Le circuit situé dans les montagnes allemandes n'est franchement pas le préféré des pilotes. Par contre, en ce qui concerne les ingénieurs, Pat Symonds nous confie qu'ils se régalent ! "Le Nürburgring est plutôt motivant pour les ingénieurs, qui trouvent très intéressante la grande variété de ses virages", commente Pat, "Il faut pouvoir s'appuyer sur une voiture stable dans les virages rapides, bien équilibrée au freinage, très adhérente sur les courbes intermédiaires et très motrice dans les secteurs lents.

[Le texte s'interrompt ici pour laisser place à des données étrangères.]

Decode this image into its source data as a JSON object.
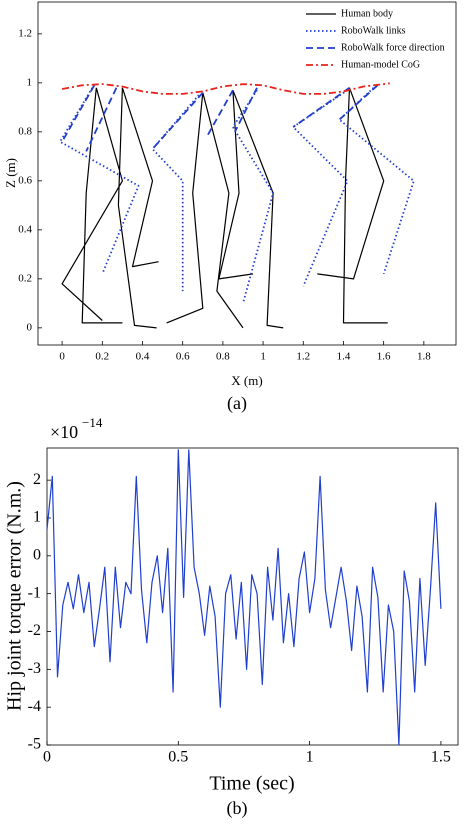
{
  "chart_data": [
    {
      "type": "line",
      "caption": "(a)",
      "x_label": "X (m)",
      "y_label": "Z (m)",
      "xlim": [
        -0.12,
        1.96
      ],
      "ylim": [
        -0.07,
        1.33
      ],
      "xticks": [
        0,
        0.2,
        0.4,
        0.6,
        0.8,
        1,
        1.2,
        1.4,
        1.6,
        1.8
      ],
      "yticks": [
        0,
        0.2,
        0.4,
        0.6,
        0.8,
        1,
        1.2
      ],
      "legend": "upper right",
      "series": [
        {
          "name": "Human body",
          "color": "#000000",
          "linestyle": "solid",
          "x": [
            0.17,
            0.12,
            0.1,
            0.3,
            null,
            0.17,
            0.3,
            0.0,
            0.2,
            null,
            0.3,
            0.28,
            0.36,
            0.47,
            null,
            0.3,
            0.45,
            0.35,
            0.48,
            null,
            0.7,
            0.65,
            0.7,
            0.52,
            null,
            0.7,
            0.83,
            0.77,
            0.9,
            null,
            0.85,
            0.88,
            0.78,
            0.95,
            null,
            0.85,
            1.05,
            1.02,
            1.1,
            null,
            1.43,
            1.41,
            1.4,
            1.62,
            null,
            1.43,
            1.6,
            1.45,
            1.27
          ],
          "values": [
            0.98,
            0.55,
            0.02,
            0.02,
            null,
            0.98,
            0.6,
            0.18,
            0.03,
            null,
            0.98,
            0.5,
            0.01,
            0.0,
            null,
            0.98,
            0.6,
            0.25,
            0.27,
            null,
            0.96,
            0.55,
            0.08,
            0.02,
            null,
            0.96,
            0.55,
            0.15,
            0.0,
            null,
            0.97,
            0.55,
            0.2,
            0.22,
            null,
            0.97,
            0.55,
            0.01,
            0.0,
            null,
            0.98,
            0.6,
            0.02,
            0.02,
            null,
            0.98,
            0.6,
            0.2,
            0.22
          ]
        },
        {
          "name": "RoboWalk links",
          "color": "#1f3fd0",
          "linestyle": "dotted",
          "x": [
            0.15,
            -0.01,
            0.38,
            0.2,
            null,
            0.68,
            0.45,
            0.6,
            0.6,
            null,
            0.97,
            0.85,
            1.05,
            0.9,
            null,
            1.42,
            1.15,
            1.42,
            1.2,
            null,
            1.55,
            1.38,
            1.75,
            1.6
          ],
          "values": [
            0.98,
            0.76,
            0.58,
            0.22,
            null,
            0.95,
            0.73,
            0.6,
            0.15,
            null,
            0.97,
            0.82,
            0.55,
            0.1,
            null,
            0.97,
            0.82,
            0.6,
            0.17,
            null,
            0.98,
            0.85,
            0.6,
            0.22
          ]
        },
        {
          "name": "RoboWalk force direction",
          "color": "#1f3fd0",
          "linestyle": "dashed",
          "x": [
            0.16,
            0.0,
            null,
            0.27,
            0.12,
            null,
            0.7,
            0.45,
            null,
            0.85,
            0.72,
            null,
            0.97,
            0.86,
            null,
            1.43,
            1.15,
            null,
            1.57,
            1.38
          ],
          "values": [
            0.99,
            0.76,
            null,
            0.98,
            0.72,
            null,
            0.96,
            0.73,
            null,
            0.97,
            0.78,
            null,
            0.98,
            0.8,
            null,
            0.98,
            0.82,
            null,
            0.99,
            0.85
          ]
        },
        {
          "name": "Human-model CoG",
          "color": "#e8231c",
          "linestyle": "dashdot",
          "x": [
            0,
            0.1,
            0.2,
            0.3,
            0.4,
            0.5,
            0.6,
            0.7,
            0.8,
            0.9,
            1.0,
            1.1,
            1.2,
            1.3,
            1.4,
            1.5,
            1.6,
            1.63
          ],
          "values": [
            0.975,
            0.99,
            0.995,
            0.985,
            0.965,
            0.955,
            0.955,
            0.965,
            0.985,
            0.995,
            0.99,
            0.97,
            0.955,
            0.955,
            0.965,
            0.985,
            0.995,
            0.998
          ]
        }
      ]
    },
    {
      "type": "line",
      "caption": "(b)",
      "x_label": "Time (sec)",
      "y_label": "Hip joint torque error (N.m.)",
      "y_multiplier": {
        "base": "×10",
        "exponent": "−14"
      },
      "xlim": [
        0,
        1.565
      ],
      "ylim": [
        -5,
        2.85
      ],
      "xticks": [
        0,
        0.5,
        1,
        1.5
      ],
      "yticks": [
        -5,
        -4,
        -3,
        -2,
        -1,
        0,
        1,
        2
      ],
      "series": [
        {
          "name": null,
          "color": "#1f3fd0",
          "linestyle": "solid",
          "x": [
            0,
            0.02,
            0.04,
            0.06,
            0.08,
            0.1,
            0.12,
            0.14,
            0.16,
            0.18,
            0.2,
            0.22,
            0.24,
            0.26,
            0.28,
            0.3,
            0.32,
            0.34,
            0.36,
            0.38,
            0.4,
            0.42,
            0.44,
            0.46,
            0.48,
            0.5,
            0.52,
            0.54,
            0.56,
            0.58,
            0.6,
            0.62,
            0.64,
            0.66,
            0.68,
            0.7,
            0.72,
            0.74,
            0.76,
            0.78,
            0.8,
            0.82,
            0.84,
            0.86,
            0.88,
            0.9,
            0.92,
            0.94,
            0.96,
            0.98,
            1.0,
            1.02,
            1.04,
            1.06,
            1.08,
            1.1,
            1.12,
            1.14,
            1.16,
            1.18,
            1.2,
            1.22,
            1.24,
            1.26,
            1.28,
            1.3,
            1.32,
            1.34,
            1.36,
            1.38,
            1.4,
            1.42,
            1.44,
            1.46,
            1.48,
            1.5
          ],
          "values": [
            0.7,
            2.1,
            -3.2,
            -1.3,
            -0.7,
            -1.4,
            -0.5,
            -1.5,
            -0.7,
            -2.4,
            -1.4,
            -0.3,
            -2.8,
            -0.3,
            -1.9,
            -0.7,
            -1.0,
            2.1,
            -0.9,
            -2.3,
            -0.7,
            0.0,
            -1.5,
            0.2,
            -3.6,
            2.8,
            -1.1,
            2.8,
            -0.3,
            -1.0,
            -2.1,
            -0.8,
            -1.6,
            -4.0,
            -1.0,
            -0.5,
            -2.2,
            -0.7,
            -3.0,
            -0.5,
            -1.0,
            -3.4,
            -0.3,
            -1.7,
            0.2,
            -2.3,
            -1.0,
            -2.4,
            -0.6,
            0.1,
            -1.5,
            -0.6,
            2.1,
            -0.9,
            -1.9,
            -1.1,
            -0.3,
            -1.2,
            -2.5,
            -0.8,
            -1.6,
            -3.6,
            -0.3,
            -1.1,
            -3.6,
            -1.3,
            -2.0,
            -5.0,
            -0.4,
            -1.2,
            -3.6,
            -0.6,
            -2.9,
            -0.9,
            1.4,
            -1.4
          ]
        }
      ]
    }
  ]
}
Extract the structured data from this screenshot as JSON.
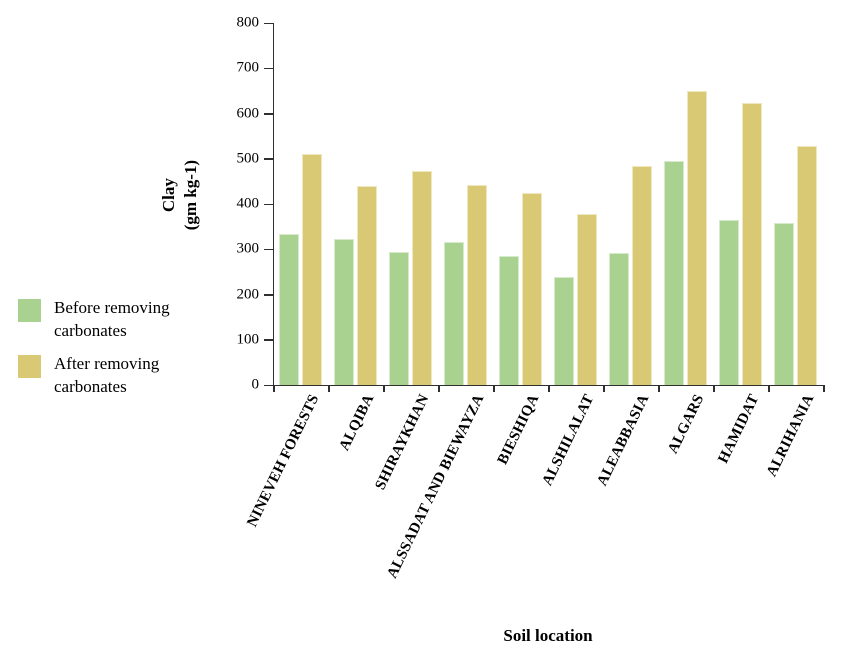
{
  "chart_data": {
    "type": "bar",
    "title": "",
    "xlabel": "Soil location",
    "ylabel": "Clay (gm kg-1)",
    "ylabel_lines": [
      "Clay",
      "(gm kg-1)"
    ],
    "ylim": [
      0,
      800
    ],
    "yticks": [
      0,
      100,
      200,
      300,
      400,
      500,
      600,
      700,
      800
    ],
    "grid": false,
    "legend_position": "left-middle",
    "categories": [
      "NINEVEH FORESTS",
      "ALQIBA",
      "SHIRAYKHAN",
      "ALSSADAT AND BIEWAYZA",
      "BIESHIQA",
      "ALSHILALAT",
      "ALEABBASIA",
      "ALGARS",
      "HAMIDAT",
      "ALRIHANIA"
    ],
    "series": [
      {
        "name": "Before removing carbonates",
        "color": "#a9d18f",
        "values": [
          334,
          322,
          295,
          315,
          285,
          238,
          292,
          495,
          365,
          357
        ]
      },
      {
        "name": "After removing carbonates",
        "color": "#d9c974",
        "values": [
          511,
          440,
          472,
          443,
          425,
          378,
          483,
          650,
          624,
          528
        ]
      }
    ]
  }
}
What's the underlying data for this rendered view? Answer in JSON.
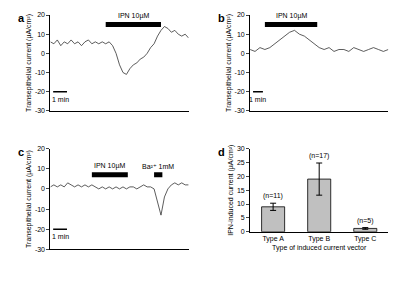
{
  "chart_data": [
    {
      "type": "line",
      "title": "a",
      "x": [
        0,
        0.25,
        0.5,
        0.75,
        1,
        1.25,
        1.5,
        1.75,
        2,
        2.25,
        2.5,
        2.75,
        3,
        3.25,
        3.5,
        3.75,
        4,
        4.25,
        4.5,
        4.75,
        5,
        5.25,
        5.5,
        5.75,
        6,
        6.25,
        6.5,
        6.75,
        7,
        7.25,
        7.5,
        7.75,
        8,
        8.25,
        8.5,
        8.75,
        9,
        9.25,
        9.5,
        9.75,
        10
      ],
      "values": [
        6,
        5,
        7,
        4,
        6,
        5,
        7,
        5,
        6,
        4,
        6,
        7,
        5,
        6,
        5,
        6,
        5,
        6,
        4,
        0,
        -6,
        -10,
        -11,
        -8,
        -6,
        -5,
        -3,
        -2,
        0,
        3,
        5,
        9,
        12,
        14,
        13,
        11,
        12,
        10,
        9,
        10,
        8
      ],
      "color": "#333333",
      "xlim": [
        0,
        10
      ],
      "ylim": [
        -30,
        20
      ],
      "yticks": [
        -30,
        -20,
        -10,
        0,
        10,
        20
      ],
      "y_label": "Transepithelial current (µA/cm²)",
      "tick_labels": "y",
      "drug_bars": [
        {
          "text": "IPN 10µM",
          "x": [
            4,
            8
          ],
          "y": 15
        }
      ],
      "scale_bar": {
        "text": "1 min",
        "x": [
          0.2,
          1.2
        ],
        "y": -20
      }
    },
    {
      "type": "line",
      "title": "b",
      "x": [
        0,
        0.5,
        1,
        1.5,
        2,
        2.5,
        3,
        3.5,
        4,
        4.5,
        5,
        5.5,
        6,
        6.5,
        7,
        7.5,
        8,
        8.5,
        9,
        9.5,
        10,
        10.5,
        11,
        11.5,
        12,
        12.5,
        13,
        13.5,
        14
      ],
      "values": [
        2,
        1,
        3,
        2,
        3,
        5,
        7,
        9,
        11,
        12,
        10,
        9,
        7,
        5,
        3,
        2,
        3,
        1,
        2,
        2,
        1,
        3,
        2,
        1,
        2,
        3,
        2,
        1,
        2
      ],
      "color": "#333333",
      "xlim": [
        0,
        14
      ],
      "ylim": [
        -30,
        20
      ],
      "yticks": [
        -30,
        -20,
        -10,
        0,
        10,
        20
      ],
      "y_label": "Transepithelial current (µA/cm²)",
      "tick_labels": "y",
      "drug_bars": [
        {
          "text": "IPN 10µM",
          "x": [
            1.5,
            6.8
          ],
          "y": 15
        }
      ],
      "scale_bar": {
        "text": "1 min",
        "x": [
          0.3,
          1.3
        ],
        "y": -20
      }
    },
    {
      "type": "line",
      "title": "c",
      "x": [
        0,
        0.25,
        0.5,
        0.75,
        1,
        1.25,
        1.5,
        1.75,
        2,
        2.25,
        2.5,
        2.75,
        3,
        3.25,
        3.5,
        3.75,
        4,
        4.25,
        4.5,
        4.75,
        5,
        5.25,
        5.5,
        5.75,
        6,
        6.25,
        6.5,
        6.75,
        7,
        7.25,
        7.5,
        7.75,
        8,
        8.25,
        8.5,
        8.75,
        9,
        9.25,
        9.5,
        9.75,
        10
      ],
      "values": [
        1,
        2,
        1,
        2,
        1,
        3,
        2,
        1,
        2,
        1,
        2,
        1,
        2,
        1,
        0,
        1,
        0,
        1,
        0,
        1,
        0,
        1,
        0,
        1,
        1,
        0,
        1,
        2,
        1,
        1,
        0,
        -6,
        -13,
        -4,
        0,
        2,
        3,
        2,
        3,
        2,
        2
      ],
      "color": "#333333",
      "xlim": [
        0,
        10
      ],
      "ylim": [
        -30,
        20
      ],
      "yticks": [
        -30,
        -20,
        -10,
        0,
        10,
        20
      ],
      "y_label": "Transepithelial current (µA/cm²)",
      "tick_labels": "y",
      "drug_bars": [
        {
          "text": "IPN 10µM",
          "x": [
            3,
            5.6
          ],
          "y": 7
        },
        {
          "text": "Ba²⁺ 1mM",
          "x": [
            7.5,
            8.1
          ],
          "y": 7
        }
      ],
      "scale_bar": {
        "text": "1 min",
        "x": [
          0.2,
          1.2
        ],
        "y": -20
      }
    },
    {
      "type": "bar",
      "title": "d",
      "categories": [
        "Type A",
        "Type B",
        "Type C"
      ],
      "values": [
        9,
        19,
        1.2
      ],
      "errors": [
        1.3,
        5.8,
        0.3
      ],
      "n_labels": [
        "(n=11)",
        "(n=17)",
        "(n=5)"
      ],
      "color": "#c0c0c0",
      "ylim": [
        0,
        30
      ],
      "yticks": [
        0,
        5,
        10,
        15,
        20,
        25,
        30
      ],
      "y_label": "IPN-induced current (µA/cm²)",
      "x_label": "Type of induced current vector"
    }
  ]
}
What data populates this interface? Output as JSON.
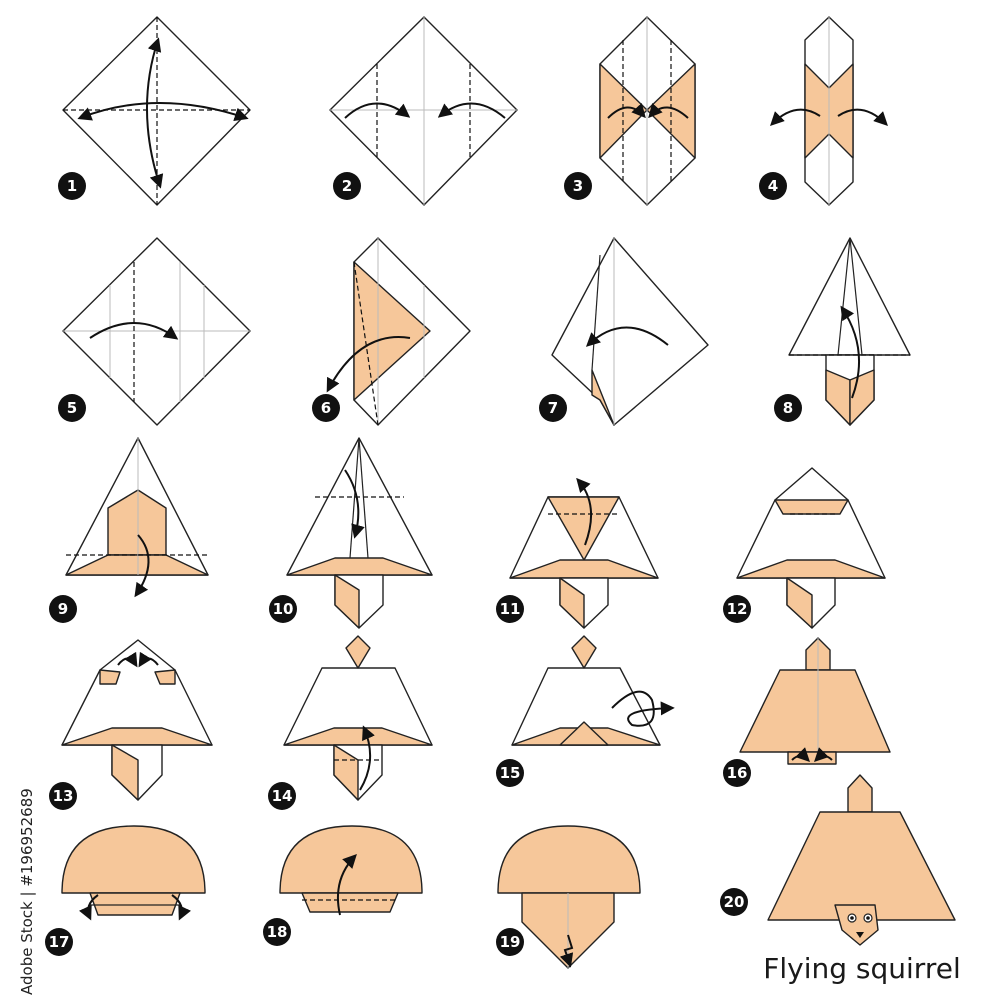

En plus, la voiture doit être capable de bien négocier les vibreurs et de conserver de l'adhérence dans des sections bosselées, entre les virages 1 et 4. Enfin, il faut avoir un moteur puissant puisque 70% du tour est parcouru à fond."
En terme de stratégie, la météo allemande, peu clémente en cette période de l'année, sera l'un des éléments extérieurs à maîtriser : "Sur un circuit comme ça, avant de décider de la stratégie à adopter, il faut toujours jeter un œil à la météo", nous confirme Pat, "Ainsi, le samedi, lorsque les dernières décisions doivent être prises, on doit avoir une idée très précise du temps qui règnera dimanche. En revanche, ce qu'on ne risque pas de voir, c'est une stratégie à un seul arrêt, à moins bien sûr de connaître des problèmes en qualifs."
Encore une fois, l'avantage de la séance d'essais du vendredi matin, pourrait se révéler utile: "Au Canada, nous avons eu la chance d'être l'une des seules équipes à effectuer un nombre significatif de tours sur le sec avant la course, ainsi que dans des conditions proches de celles que nous avons connues le dimanche. La piste était en effet assez humide après la pluie des deux derniers jours. Comme la pluie est très souvent au rendez-vous dans les montagnes de l'Eifel, les circonstances pourraient nous donner encore une fois un petit avantage", conclut Pat.